Today marks the beginning of a new regime following Friday's July OPEX expiration. This transition is particularly significant because the expired options were predominantly calls—a pattern we've seen in February, March, and May this year. Notably, each of those call-heavy OPEX events was followed by market pullbacks, though historical patterns don't guarantee repetition.
The current environment presents mixed signals. While we remain in a low volatility environment, the gamma positioning has shifted to mixed following the options expiration, and dealer behavior is similarly uncertain as the new positioning establishes itself. The market continues to exhibit high headline sensitivity, particularly important given that we're operating at price levels where perfection is priced in.
Bias & Mindset
Bias: Bullish
I'm maintaining a bullish bias with medium confidence, reinforced by Friday's session behavior despite the profit-taking pressure. The critical factor is that price held above the 23,100 breakout level for the entirety of Friday's session, even during substantial position liquidation. This acceptance above the key level suggests the structural shift from Thursday's breakout remains intact.

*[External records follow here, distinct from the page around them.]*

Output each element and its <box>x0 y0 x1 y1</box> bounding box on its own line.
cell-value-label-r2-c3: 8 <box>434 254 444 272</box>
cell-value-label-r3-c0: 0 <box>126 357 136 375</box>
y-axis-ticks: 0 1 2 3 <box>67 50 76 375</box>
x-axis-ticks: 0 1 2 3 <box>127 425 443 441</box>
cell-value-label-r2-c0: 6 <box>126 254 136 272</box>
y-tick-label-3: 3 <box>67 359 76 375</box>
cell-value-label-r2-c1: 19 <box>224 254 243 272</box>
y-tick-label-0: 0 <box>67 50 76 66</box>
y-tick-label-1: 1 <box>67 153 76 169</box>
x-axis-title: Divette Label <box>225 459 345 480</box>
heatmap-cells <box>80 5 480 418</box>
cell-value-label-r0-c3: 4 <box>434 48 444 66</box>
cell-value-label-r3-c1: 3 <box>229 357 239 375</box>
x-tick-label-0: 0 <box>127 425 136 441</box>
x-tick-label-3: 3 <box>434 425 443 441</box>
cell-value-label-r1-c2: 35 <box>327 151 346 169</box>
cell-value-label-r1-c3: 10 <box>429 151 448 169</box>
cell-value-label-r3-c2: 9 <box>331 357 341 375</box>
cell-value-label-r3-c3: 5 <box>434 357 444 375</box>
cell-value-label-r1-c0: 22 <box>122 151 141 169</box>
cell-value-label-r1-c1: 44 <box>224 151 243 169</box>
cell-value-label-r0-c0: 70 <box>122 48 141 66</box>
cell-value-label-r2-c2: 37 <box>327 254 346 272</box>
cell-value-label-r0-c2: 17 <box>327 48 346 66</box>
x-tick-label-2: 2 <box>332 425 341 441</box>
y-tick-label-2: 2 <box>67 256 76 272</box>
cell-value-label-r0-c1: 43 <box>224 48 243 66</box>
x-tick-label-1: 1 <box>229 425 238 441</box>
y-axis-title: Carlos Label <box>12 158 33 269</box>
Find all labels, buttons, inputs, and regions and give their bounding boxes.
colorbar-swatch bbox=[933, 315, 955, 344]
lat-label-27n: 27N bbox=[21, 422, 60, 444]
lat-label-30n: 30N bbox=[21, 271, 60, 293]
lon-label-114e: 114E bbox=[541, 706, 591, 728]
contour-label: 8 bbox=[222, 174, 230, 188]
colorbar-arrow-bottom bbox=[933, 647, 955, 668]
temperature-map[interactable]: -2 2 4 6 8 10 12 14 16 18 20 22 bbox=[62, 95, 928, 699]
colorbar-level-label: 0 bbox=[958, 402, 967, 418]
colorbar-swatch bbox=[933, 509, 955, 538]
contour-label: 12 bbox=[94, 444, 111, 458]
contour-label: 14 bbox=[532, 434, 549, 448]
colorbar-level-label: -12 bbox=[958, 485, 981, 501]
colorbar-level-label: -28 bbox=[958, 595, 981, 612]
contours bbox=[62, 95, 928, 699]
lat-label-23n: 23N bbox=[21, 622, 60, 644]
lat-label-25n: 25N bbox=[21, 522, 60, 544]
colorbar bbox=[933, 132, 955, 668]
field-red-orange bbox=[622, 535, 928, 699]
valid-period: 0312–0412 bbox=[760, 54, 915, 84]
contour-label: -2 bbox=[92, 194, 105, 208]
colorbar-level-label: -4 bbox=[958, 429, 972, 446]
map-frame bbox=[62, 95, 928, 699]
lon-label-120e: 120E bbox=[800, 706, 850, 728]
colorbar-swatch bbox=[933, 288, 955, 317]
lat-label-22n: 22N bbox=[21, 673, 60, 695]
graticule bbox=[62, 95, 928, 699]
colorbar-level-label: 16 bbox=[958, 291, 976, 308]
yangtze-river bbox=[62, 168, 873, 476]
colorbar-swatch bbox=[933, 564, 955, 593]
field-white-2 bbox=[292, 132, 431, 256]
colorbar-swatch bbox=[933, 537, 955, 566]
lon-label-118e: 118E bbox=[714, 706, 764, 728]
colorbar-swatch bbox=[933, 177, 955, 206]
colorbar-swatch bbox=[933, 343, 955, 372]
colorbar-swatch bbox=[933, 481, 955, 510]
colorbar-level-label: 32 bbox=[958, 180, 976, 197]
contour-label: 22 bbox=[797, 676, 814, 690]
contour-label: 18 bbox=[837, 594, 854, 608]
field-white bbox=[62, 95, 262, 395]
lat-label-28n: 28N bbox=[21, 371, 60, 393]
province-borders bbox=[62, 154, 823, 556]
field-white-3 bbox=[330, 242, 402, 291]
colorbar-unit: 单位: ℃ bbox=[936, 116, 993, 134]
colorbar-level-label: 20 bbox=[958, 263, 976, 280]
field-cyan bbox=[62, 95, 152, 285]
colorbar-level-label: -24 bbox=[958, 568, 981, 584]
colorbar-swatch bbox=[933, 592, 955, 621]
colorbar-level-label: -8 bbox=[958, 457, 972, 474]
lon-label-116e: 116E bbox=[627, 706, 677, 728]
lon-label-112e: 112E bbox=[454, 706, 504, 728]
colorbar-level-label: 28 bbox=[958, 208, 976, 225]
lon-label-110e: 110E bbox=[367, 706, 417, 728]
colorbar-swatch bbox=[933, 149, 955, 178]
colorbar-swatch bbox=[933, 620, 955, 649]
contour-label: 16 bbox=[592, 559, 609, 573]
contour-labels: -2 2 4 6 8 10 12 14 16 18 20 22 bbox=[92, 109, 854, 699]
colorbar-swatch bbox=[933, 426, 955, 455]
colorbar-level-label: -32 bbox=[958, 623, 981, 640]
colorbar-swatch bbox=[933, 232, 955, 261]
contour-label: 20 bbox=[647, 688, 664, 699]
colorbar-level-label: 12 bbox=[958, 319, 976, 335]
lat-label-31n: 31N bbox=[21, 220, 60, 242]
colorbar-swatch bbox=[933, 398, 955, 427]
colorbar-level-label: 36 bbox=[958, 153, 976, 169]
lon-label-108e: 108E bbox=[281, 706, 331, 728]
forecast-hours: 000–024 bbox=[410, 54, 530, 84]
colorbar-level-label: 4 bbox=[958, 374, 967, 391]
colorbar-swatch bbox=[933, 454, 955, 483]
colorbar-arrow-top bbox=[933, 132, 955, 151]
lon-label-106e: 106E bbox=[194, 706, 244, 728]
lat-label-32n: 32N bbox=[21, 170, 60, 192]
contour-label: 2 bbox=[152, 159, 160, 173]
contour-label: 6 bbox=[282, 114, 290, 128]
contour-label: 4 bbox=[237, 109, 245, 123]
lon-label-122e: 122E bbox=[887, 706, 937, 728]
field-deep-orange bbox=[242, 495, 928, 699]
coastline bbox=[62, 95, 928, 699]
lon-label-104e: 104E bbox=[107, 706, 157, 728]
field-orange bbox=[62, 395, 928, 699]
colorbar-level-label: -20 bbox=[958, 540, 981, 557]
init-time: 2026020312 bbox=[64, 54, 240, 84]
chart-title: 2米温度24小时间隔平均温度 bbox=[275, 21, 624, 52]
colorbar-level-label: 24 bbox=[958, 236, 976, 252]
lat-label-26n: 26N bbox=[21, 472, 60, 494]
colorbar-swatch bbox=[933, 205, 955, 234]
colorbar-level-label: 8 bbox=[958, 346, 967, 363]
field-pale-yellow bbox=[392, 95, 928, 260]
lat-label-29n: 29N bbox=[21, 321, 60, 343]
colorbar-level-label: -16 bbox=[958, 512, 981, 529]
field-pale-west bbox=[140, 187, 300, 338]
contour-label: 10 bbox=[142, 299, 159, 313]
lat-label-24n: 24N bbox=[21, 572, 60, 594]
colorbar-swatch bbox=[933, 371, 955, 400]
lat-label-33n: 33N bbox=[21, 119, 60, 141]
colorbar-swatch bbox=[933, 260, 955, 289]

The overnight action, which has brought us near Friday's highs, supports the notion that any weakness continues to be viewed as an opportunity rather than the beginning of a reversal. However, the post-OPEX environment requires careful attention to how the new gamma regime develops, as this could influence the character of price action in the coming sessions.
It would be surprising to see price break below 23,100 today without a significant catalyst, given the level's importance and the market's demonstrated commitment to higher fair value.
Key Levels I’m Watching Today
Upside:
Above 23,310.00 — All-time high territory where traditional level-setting becomes difficult
23,310.00 — Friday's high, correlation with overnight high around 23,308.50
Downside:
23,230.00 — Friday's VAH, break inside with acceptance would indicate fair value similar to Friday
23,203.75 — Overnight low, key support level
23,180.00-23,169.50 — Friday's VAL and session low, critical support zone that would signal potential sentiment change
Final Thoughts on Today
Today's session will be important for establishing the character of the post-OPEX environment. We're entering a period where the gamma positioning is reforming, and the market's response to any tests of support will be telling about institutional commitment to the recent breakout levels.
The light data release schedule this week shifts focus to individual earnings results, particularly Google and Tesla on Wednesday, which will have direct impact on NQ's direction. Some positioning ahead of these results is likely.
For traders, the environment favors patience and selectivity. Long positions around the 23,100 area offer good risk/reward, while any longs at all-time highs represent more of a gambling mentality. The higher timeframe trend remains bullish, making long-bias strategies more favorable until clear signals emerge about the new gamma regime. For newer traders, staying aligned with the higher timeframe trend through long-only strategies remains the higher probability approach while we assess how the post-OPEX dynamics develop.